Worse, restaurant trends ‘really turned negative in September,’ said Brian Moore, an analyst at Wedbush Morgan Securities in L.A. And there’s little chance they have improved this month considering the financial market and economic turmoil, he said.
In the 1990-91 recession, restaurants collectively lost 4% of food market share to grocery stores. Moore figures that in this cycle they’ve lost about 2%, ‘and there is more to go.’
He warned this week that Cheesecake Factory may have seen its same-store sales fall by as much as 7% in the third quarter from a year earlier, worse than the 4.1% decline in the previous quarter. Moore trimmed his full-year 2008 earnings forecast to $1.04 a share from $1.07 and cut his 2009 estimate to $1.06 from $1.28.

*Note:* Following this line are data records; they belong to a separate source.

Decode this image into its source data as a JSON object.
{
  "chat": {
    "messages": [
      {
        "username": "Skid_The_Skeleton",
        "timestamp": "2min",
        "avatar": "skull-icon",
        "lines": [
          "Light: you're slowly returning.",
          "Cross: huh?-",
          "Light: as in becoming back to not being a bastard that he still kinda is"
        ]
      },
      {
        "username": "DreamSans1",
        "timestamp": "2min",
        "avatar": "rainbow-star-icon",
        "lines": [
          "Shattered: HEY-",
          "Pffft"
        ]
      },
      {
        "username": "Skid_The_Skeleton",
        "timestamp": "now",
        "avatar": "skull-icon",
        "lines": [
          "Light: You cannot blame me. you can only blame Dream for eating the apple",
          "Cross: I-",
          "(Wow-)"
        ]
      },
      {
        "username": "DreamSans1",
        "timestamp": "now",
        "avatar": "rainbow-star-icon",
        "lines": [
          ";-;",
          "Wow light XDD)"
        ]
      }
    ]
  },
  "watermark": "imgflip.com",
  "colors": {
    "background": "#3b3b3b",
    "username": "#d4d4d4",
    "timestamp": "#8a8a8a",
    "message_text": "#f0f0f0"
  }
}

Although he thinks Cheesecake’s stock is worth buying at these depressed levels, he slashed his 12-month price target to $14 from $18.
At L.A.-based California Pizza Kitchen Inc., third-quarter same-store sales fell 2.4%, the company said last week. That was a touch worse than Moore had been expecting. Lagging performance at new stores is hurting the chain’s revenue picture, he said.
CPK’s shares fell 19 cents to $10.31 on Tuesday, nearing the record low of $9.56 briefly reached in January.
Moore last week cut his 12-month price target for CPK to $11 from $13. He isn’t recommending the stock, citing ‘accelerating traffic declines’ and concerns about what he considers ‘aggressive’ menu price hikes that could put off diners.